LONDON (AP) — U.K. and European Union negotiators should be able to move from talks about Britain’s divorce terms to negotiating future relations before the end of the year, the top U.K. Brexit official said Tuesday.
Brexit Secretary David Davis said chief EU negotiator Michel Barnier hoped to “recommend going to the parallel negotiations October-November.”
Britain triggered a two-year countdown to its departure from the bloc in March, and Davis and Barnier met for preliminary talks last month. They are due to meet again next week.
The EU insists that major progress must be made on the U.K.’s exit terms — including a hefty divorce bill — before negotiations can start on the U.K.’s future relationship with the EU. Britain wants the two strands to run in parallel.
Davis told the House of Lords Brexit committee that Barnier hoped to signal in the autumn that sufficient progress had been made.
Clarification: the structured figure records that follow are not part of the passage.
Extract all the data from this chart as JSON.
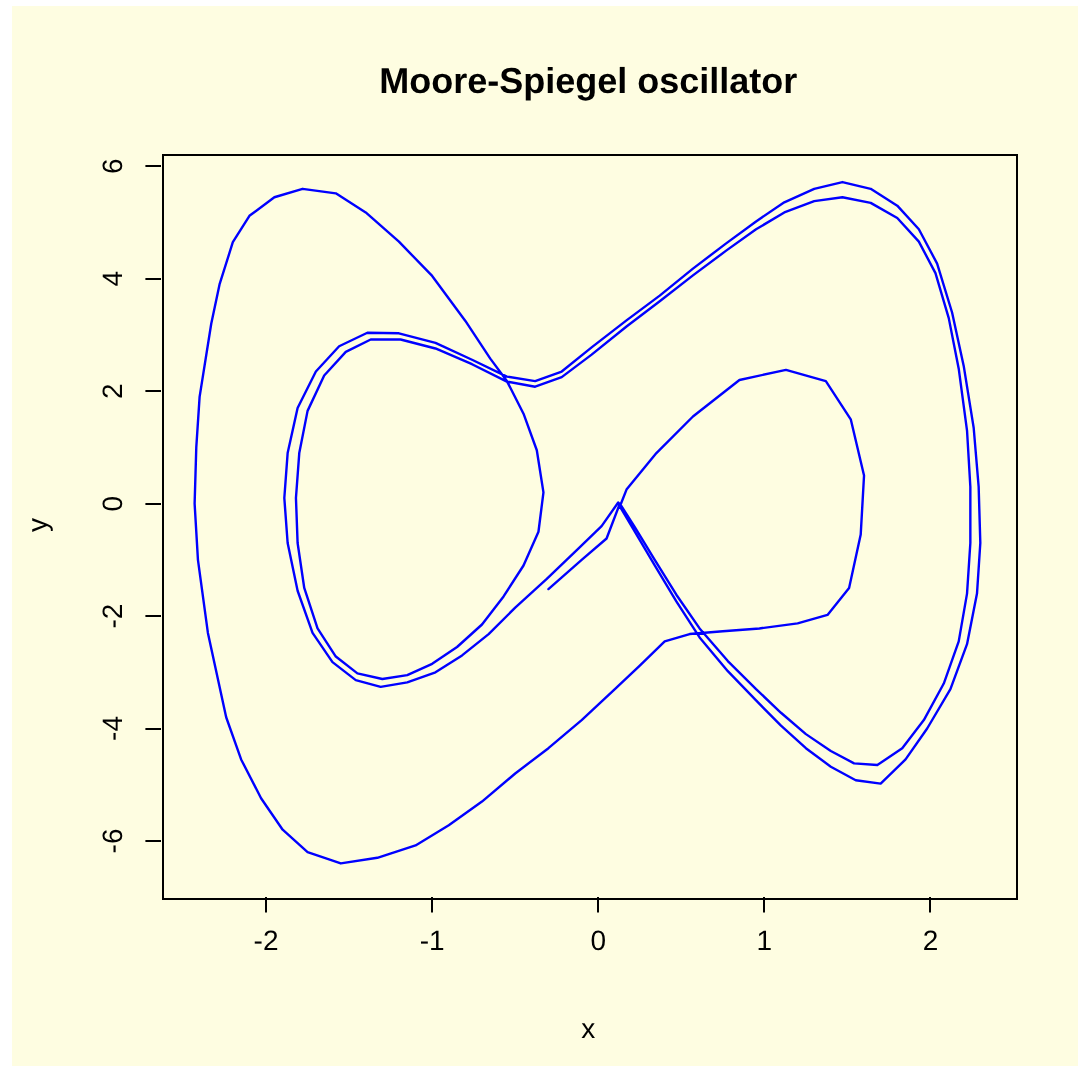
{
  "chart_data": {
    "type": "line",
    "title": "Moore-Spiegel oscillator",
    "xlabel": "x",
    "ylabel": "y",
    "series": [
      {
        "color": "#0000ff",
        "x": [
          0.12,
          0.02,
          -0.12,
          -0.31,
          -0.5,
          -0.66,
          -0.82,
          -0.98,
          -1.15,
          -1.31,
          -1.46,
          -1.6,
          -1.72,
          -1.81,
          -1.87,
          -1.89,
          -1.87,
          -1.81,
          -1.7,
          -1.56,
          -1.39,
          -1.2,
          -0.98,
          -0.76,
          -0.55,
          -0.38,
          -0.22,
          -0.04,
          0.17,
          0.37,
          0.57,
          0.77,
          0.95,
          1.12,
          1.3,
          1.47,
          1.64,
          1.8,
          1.93,
          2.04,
          2.13,
          2.2,
          2.26,
          2.29,
          2.3,
          2.28,
          2.22,
          2.12,
          1.98,
          1.85,
          1.7,
          1.55,
          1.4,
          1.25,
          1.1,
          0.95,
          0.78,
          0.61,
          0.47,
          0.34,
          0.22,
          0.13,
          0.17,
          0.35,
          0.57,
          0.85,
          1.13,
          1.37,
          1.52,
          1.6,
          1.58,
          1.51,
          1.38,
          1.2,
          0.97,
          0.75,
          0.55,
          0.4,
          0.25,
          0.1,
          -0.1,
          -0.3,
          -0.5,
          -0.7,
          -0.9,
          -1.1,
          -1.33,
          -1.55,
          -1.75,
          -1.9,
          -2.03,
          -2.15,
          -2.24,
          -2.35,
          -2.41,
          -2.43,
          -2.42,
          -2.4,
          -2.33,
          -2.28,
          -2.2,
          -2.1,
          -1.95,
          -1.78,
          -1.58,
          -1.4,
          -1.2,
          -1,
          -0.8,
          -0.65,
          -0.55,
          -0.45,
          -0.37,
          -0.33,
          -0.36,
          -0.45,
          -0.57,
          -0.7,
          -0.85,
          -1,
          -1.15,
          -1.3,
          -1.45,
          -1.58,
          -1.69,
          -1.77,
          -1.81,
          -1.82,
          -1.8,
          -1.75,
          -1.65,
          -1.52,
          -1.37,
          -1.19,
          -0.98,
          -0.76,
          -0.55,
          -0.38,
          -0.22,
          -0.04,
          0.17,
          0.37,
          0.57,
          0.77,
          0.95,
          1.12,
          1.3,
          1.47,
          1.64,
          1.8,
          1.93,
          2.03,
          2.11,
          2.17,
          2.22,
          2.24,
          2.24,
          2.22,
          2.17,
          2.08,
          1.96,
          1.83,
          1.68,
          1.54,
          1.4,
          1.25,
          1.1,
          0.95,
          0.78,
          0.61,
          0.47,
          0.34,
          0.22,
          0.13,
          0.05,
          -0.1,
          -0.3
        ],
        "values": [
          0.02,
          -0.4,
          -0.8,
          -1.34,
          -1.85,
          -2.32,
          -2.7,
          -3,
          -3.18,
          -3.26,
          -3.14,
          -2.82,
          -2.3,
          -1.55,
          -0.7,
          0.1,
          0.9,
          1.7,
          2.35,
          2.8,
          3.04,
          3.03,
          2.86,
          2.56,
          2.26,
          2.18,
          2.35,
          2.78,
          3.26,
          3.7,
          4.18,
          4.63,
          5.02,
          5.36,
          5.6,
          5.72,
          5.6,
          5.3,
          4.88,
          4.27,
          3.4,
          2.45,
          1.35,
          0.3,
          -0.7,
          -1.6,
          -2.5,
          -3.3,
          -4,
          -4.55,
          -4.98,
          -4.92,
          -4.68,
          -4.35,
          -3.95,
          -3.5,
          -2.98,
          -2.38,
          -1.74,
          -1.1,
          -0.5,
          -0.05,
          0.25,
          0.9,
          1.55,
          2.2,
          2.38,
          2.18,
          1.5,
          0.5,
          -0.55,
          -1.5,
          -1.98,
          -2.13,
          -2.22,
          -2.27,
          -2.32,
          -2.45,
          -2.88,
          -3.3,
          -3.85,
          -4.35,
          -4.8,
          -5.3,
          -5.72,
          -6.08,
          -6.3,
          -6.4,
          -6.2,
          -5.8,
          -5.24,
          -4.55,
          -3.8,
          -2.3,
          -1,
          0,
          1,
          1.9,
          3.2,
          3.9,
          4.65,
          5.12,
          5.45,
          5.6,
          5.52,
          5.18,
          4.66,
          4.05,
          3.25,
          2.58,
          2.18,
          1.6,
          0.95,
          0.2,
          -0.5,
          -1.1,
          -1.65,
          -2.15,
          -2.55,
          -2.85,
          -3.05,
          -3.12,
          -3.02,
          -2.72,
          -2.22,
          -1.5,
          -0.7,
          0.1,
          0.9,
          1.65,
          2.28,
          2.7,
          2.92,
          2.92,
          2.76,
          2.48,
          2.17,
          2.08,
          2.25,
          2.65,
          3.15,
          3.6,
          4.06,
          4.5,
          4.88,
          5.18,
          5.38,
          5.45,
          5.35,
          5.08,
          4.66,
          4.1,
          3.3,
          2.4,
          1.3,
          0.3,
          -0.7,
          -1.6,
          -2.45,
          -3.2,
          -3.85,
          -4.35,
          -4.65,
          -4.62,
          -4.4,
          -4.1,
          -3.72,
          -3.3,
          -2.8,
          -2.22,
          -1.62,
          -1,
          -0.42,
          0,
          -0.62,
          -1,
          -1.52
        ]
      }
    ],
    "xlim": [
      -2.63,
      2.51
    ],
    "ylim": [
      -6.99,
      6.23
    ],
    "xticks": [
      -2,
      -1,
      0,
      1,
      2
    ],
    "yticks": [
      -6,
      -4,
      -2,
      0,
      2,
      4,
      6
    ],
    "grid": false,
    "legend": false
  }
}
Once that happens, talks could move on to “free-trade issues, customs issues, justice and home affairs issues,” he said.
Davis also struck an optimistic note on settling the status of 3 million EU citizens living in Britain, and more than 1 million U.K. nationals residing elsewhere in the bloc.
The two sides have sparred over the issue, with EU lawmakers accusing Britain of planning to give Europeans in Britain “second-class status.”
Davis said he wanted the issue to be settled soon, because “I view it bluntly as a moral issue.”
“We don’t want anybody to be a bargaining chip,” he said.
Davis’ positive tone contrasted with comments earlier in the day made by Foreign Secretary Boris Johnson, who said the EU could “go whistle” if it tried to impose an “extortionate” exit bill on the U.K.
Estimates of the amount Britain must pay to cover pension liabilities for EU staff and other commitments have ranged up to 100 billion euros ($114 billion.)
“The sums that I have seen that they propose to demand from this country seem to me to be extortionate,” Johnson said.
“I think ‘go whistle’ is an entirely appropriate expression,” he told lawmakers in the House of Commons.
Davis, more diplomatically, said Britain’s position on the divorce bill was “not to pay more than we need to.”